Sépulture des défunts: l’Eglise s'adapte à la pratique de la crémation

En Suisse, 90% des personnes décédées sont incinérées. Comment l’Eglise s’est-elle adaptée à cette évolution? Pourquoi la pratique de la crémation ne concerne que 40% de la population en France? Regards croisés de prêtres et de professionnels du funéraire.

Le chiffre est articulé par Edmond Pittet, directeur des Pompes funèbres à Lausanne, et en dit long sur l’évolution des pratiques funéraires: aujourd’hui en Suisse, 90% des personnes choisissent d’être incinérées. Même si elle a toujours indiqué sa préférence de l’inhumation, l’Eglise catholique tolère aujourd’hui pleinement cette pratique: «L’hostilité de l’Eglise pour la crémation est liée à une époque passée où des revendications de crémation étaient une manière d’affirmer qu’on ne croyait pas à la résurrection, précise Michel Salamolard, prêtre du diocèse de Sion. Aujourd’hui, l’Eglise ne s’oppose plus du tout à la crémation, en tout cas pas pour des raisons doctrinales de foi.»

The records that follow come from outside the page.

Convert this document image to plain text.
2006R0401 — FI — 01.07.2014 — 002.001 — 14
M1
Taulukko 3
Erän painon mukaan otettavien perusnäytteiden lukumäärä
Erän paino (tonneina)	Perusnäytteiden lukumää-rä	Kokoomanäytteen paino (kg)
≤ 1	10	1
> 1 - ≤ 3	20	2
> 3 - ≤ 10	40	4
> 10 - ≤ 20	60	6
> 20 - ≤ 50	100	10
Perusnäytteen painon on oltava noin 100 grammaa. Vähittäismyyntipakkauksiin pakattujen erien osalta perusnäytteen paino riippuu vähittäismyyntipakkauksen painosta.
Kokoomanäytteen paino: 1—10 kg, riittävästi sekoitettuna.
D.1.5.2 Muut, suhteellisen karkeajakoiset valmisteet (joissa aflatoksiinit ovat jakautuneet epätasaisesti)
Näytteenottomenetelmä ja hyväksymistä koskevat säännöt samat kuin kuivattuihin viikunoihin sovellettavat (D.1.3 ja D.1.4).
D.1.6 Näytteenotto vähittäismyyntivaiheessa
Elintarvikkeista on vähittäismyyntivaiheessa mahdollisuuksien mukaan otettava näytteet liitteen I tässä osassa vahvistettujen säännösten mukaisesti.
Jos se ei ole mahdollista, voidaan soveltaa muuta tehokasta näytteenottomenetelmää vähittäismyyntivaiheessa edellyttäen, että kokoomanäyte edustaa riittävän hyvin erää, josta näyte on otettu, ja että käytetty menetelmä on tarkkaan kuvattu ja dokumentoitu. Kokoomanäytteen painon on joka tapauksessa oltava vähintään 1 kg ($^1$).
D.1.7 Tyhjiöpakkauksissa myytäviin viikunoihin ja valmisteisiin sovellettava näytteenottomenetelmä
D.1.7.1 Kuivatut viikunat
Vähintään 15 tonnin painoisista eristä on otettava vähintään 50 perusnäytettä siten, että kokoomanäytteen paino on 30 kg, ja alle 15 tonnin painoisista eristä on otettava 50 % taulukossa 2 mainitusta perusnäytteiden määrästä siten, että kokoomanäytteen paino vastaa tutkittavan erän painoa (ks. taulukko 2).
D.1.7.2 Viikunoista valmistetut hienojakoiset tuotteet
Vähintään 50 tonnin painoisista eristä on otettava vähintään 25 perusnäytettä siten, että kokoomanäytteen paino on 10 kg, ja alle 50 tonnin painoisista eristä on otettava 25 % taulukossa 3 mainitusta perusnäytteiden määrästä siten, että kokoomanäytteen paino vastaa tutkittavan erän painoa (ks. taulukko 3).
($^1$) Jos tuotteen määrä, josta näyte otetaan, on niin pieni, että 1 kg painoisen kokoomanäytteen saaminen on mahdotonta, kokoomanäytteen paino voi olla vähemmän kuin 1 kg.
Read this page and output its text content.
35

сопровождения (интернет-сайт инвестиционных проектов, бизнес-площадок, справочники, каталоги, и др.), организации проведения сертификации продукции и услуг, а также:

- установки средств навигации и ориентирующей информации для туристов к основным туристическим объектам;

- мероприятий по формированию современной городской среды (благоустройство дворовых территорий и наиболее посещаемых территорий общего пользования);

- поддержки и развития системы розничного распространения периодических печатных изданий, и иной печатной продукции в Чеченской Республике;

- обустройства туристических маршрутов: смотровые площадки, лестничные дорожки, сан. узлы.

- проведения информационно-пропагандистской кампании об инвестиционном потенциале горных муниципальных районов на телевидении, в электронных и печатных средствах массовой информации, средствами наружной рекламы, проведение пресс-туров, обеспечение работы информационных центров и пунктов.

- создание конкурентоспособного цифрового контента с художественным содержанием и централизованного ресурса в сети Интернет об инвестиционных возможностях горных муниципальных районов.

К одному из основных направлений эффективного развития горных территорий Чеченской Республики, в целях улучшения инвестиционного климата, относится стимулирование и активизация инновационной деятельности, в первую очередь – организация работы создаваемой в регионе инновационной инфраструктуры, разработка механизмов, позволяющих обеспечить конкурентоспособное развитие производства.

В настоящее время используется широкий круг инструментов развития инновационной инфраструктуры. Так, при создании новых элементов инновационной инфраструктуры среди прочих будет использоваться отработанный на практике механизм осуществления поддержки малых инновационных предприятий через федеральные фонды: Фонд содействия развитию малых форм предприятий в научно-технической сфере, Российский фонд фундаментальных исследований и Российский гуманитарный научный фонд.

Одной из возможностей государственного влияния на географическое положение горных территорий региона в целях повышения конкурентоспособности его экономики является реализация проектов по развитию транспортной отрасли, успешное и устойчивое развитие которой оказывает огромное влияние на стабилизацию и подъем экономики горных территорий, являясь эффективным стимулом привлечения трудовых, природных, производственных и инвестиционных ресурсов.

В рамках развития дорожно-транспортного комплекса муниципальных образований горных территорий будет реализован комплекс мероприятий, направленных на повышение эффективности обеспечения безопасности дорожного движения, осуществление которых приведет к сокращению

«Depuis le concile Vatican II, confirme Edmond Pittet, je n’ai vu aucune retenue de la part de prêtres pour accompagner les familles dans ce cadre. Selon le souhait de la famille, le prêtre célèbre un service religieux soit à l’église, soit directement au crématoire.»

Reste que l’Eglise exige en théorie que les cendres du défunt soient conservées dans un lieu sacré et interdit la dispersion des cendres dans la nature. «L’Eglise ne peut pas interdire la dispersion des cendres, réfute le prêtre valaisan, Michel Salamolard. Elle ne peut que la déconseiller pour des raisons de décence ou par respect pour ce qui reste du corps humain, qui fut temple de l’Esprit saint.»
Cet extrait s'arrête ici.